Following his retirement, he went back to the college level to pursue a career in coaching. Tragically, shortly after he became the wide receivers coach at Wyoming in 1999, he suffered a heart attack, passing away at the young age of 35. Before he passed, however, he was able to start a family, which included a son by the name of Sterling.
Fast-forward in time to 2012 when Derrick’s son, Sterling Shepard, grew into a top-flight college football prospect coming out of Heritage Hall in Oklahoma City. Though he was only six years old when he lost his father, he showed many of the same skills and innate traits that his pops was known for.
Sterling is living proof that what makes a player great is not always about training. Sometimes it’s as simple as a person being born with those gifts, and there’s no doubt about how he inherited his elite ability (not to say that Sterling hasn’t worked his ass off).
From 2012 to 2015, Shepard leapt over would-be tacklers and burned defensive backs down the field on the regular. His hands were some of the best to come through Oklahoma, and his route running was that of a seasoned professional. With No. 3 on the field, the Sooners were always a threat to score.
Before his final home game as a Sooner in 2015, Brian Bosworth presented Sterling with a gift on Oklahoma’s Senior Night. The Boz was a teammate of Shepard’s father, so he also shared a special connection with the Shepard family.
The emotion you saw from Shepard in that video is the emotion he played with each and every game. He was one of the most passionate players on the team, and he had a lot of fun playing in front of his loved ones.
For his career, Shepard accumulated some staggering numbers. He finished with 233 receptions for 3,482 yards and 26 touchdowns. In 2015, he was named a First-Team All-American by ESPN, and a Second-Team All-American by CBS Sports and USA Today.
The New York Giants selected Sterling Shepard in the second round of the 2016 NFL Draft. He’s currently entering his third season with the G-Men, where he’s been one of the team’s leading producers.
Now let’s take a look at some other Sooners who sported the number 3!
Safety Darrol Ray
From 1976 to 1979, Darrol Ray was a dynamic playmaker on Oklahoma’s defense, both by intercepting passes and forcing fumbles.

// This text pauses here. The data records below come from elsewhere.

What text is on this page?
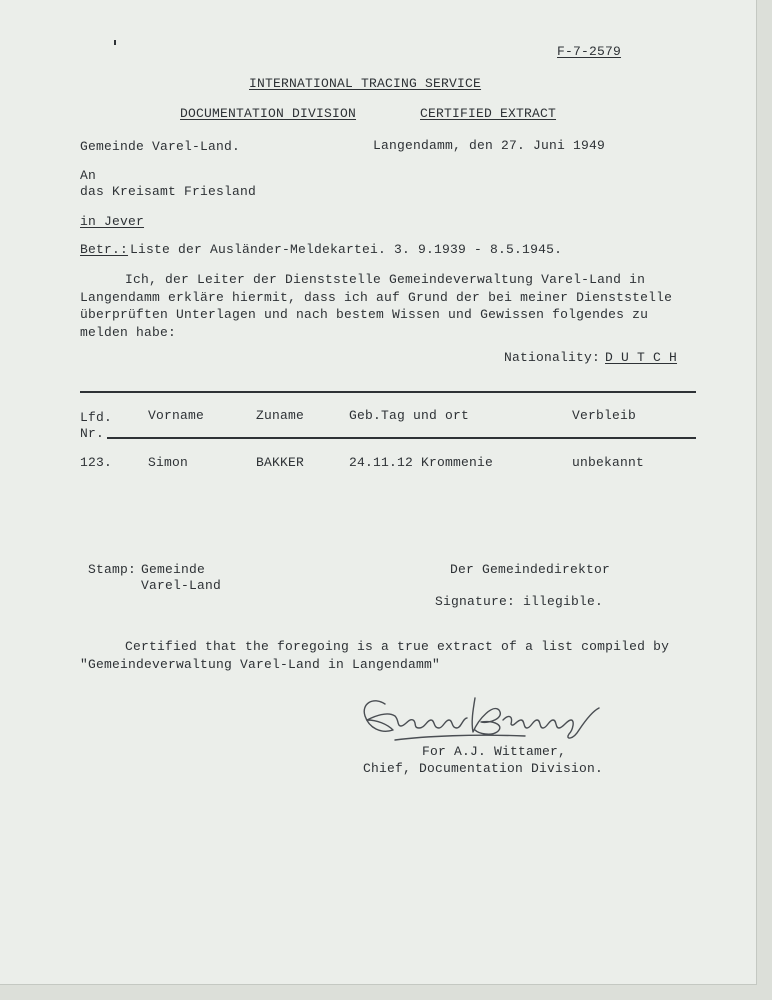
F-7-2579
INTERNATIONAL TRACING SERVICE
DOCUMENTATION DIVISION	CERTIFIED EXTRACT
Gemeinde Varel-Land.	Langendamm, den 27. Juni 1949
An
das Kreisamt Friesland
in Jever
Betr.: Liste der Ausländer-Meldekartei. 3. 9.1939 - 8.5.1945.
Ich, der Leiter der Dienststelle Gemeindeverwaltung Varel-Land in Langendamm erkläre hiermit, dass ich auf Grund der bei meiner Dienststelle überprüften Unterlagen und nach bestem Wissen und Gewissen folgendes zu melden habe:
Nationality: D U T C H
Lfd.
Nr.
Vorname	Zuname	Geb.Tag und ort	Verbleib
123.	Simon	BAKKER	24.11.12 Krommenie	unbekannt
Stamp: Gemeinde
Varel-Land
Der Gemeindedirektor
Signature: illegible.
Certified that the foregoing is a true extract of a list compiled by "Gemeindeverwaltung Varel-Land in Langendamm"
For A.J. Wittamer,
Chief, Documentation Division.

Interestingly enough, he also played punter. He was picked by the New York Jets in the second round of the 1980 NFL Draft, where he played five productive seasons. Today, he owns a fabulous restaurant, Ray’s Smokehouse BBQ, in Norman.
WR Josh Norman
Aside from having an ultra-fitting last name, Josh Norman had a very solid Sooner career from 1998 to 2001. Originally from Midland, Texas, Norman’s opportunities on offense increased each year he was in the program. The former running back was a big, strong target at receiver who often came up clutch. For his career, he finished with 1,157 yards from scrimmage and nine total TDs.
Safety Reggie Smith
Edmond, Okla. native Reggie Smith had game-changing ability. From ‘05 to ‘07, he terrorized Big 12 offenses with big hits and momentous picks. Smith was also an electric returner on punts and kickoffs. In three seasons, he recorded 12.5 tackles for loss, eight interceptions, and scored by way of punt, interception, and fumble returns.
In the third round of the 2008 NFL Draft, the San Francisco 49ers selected Smith with the 75th overall pick. He played in the Bay Area for four seasons.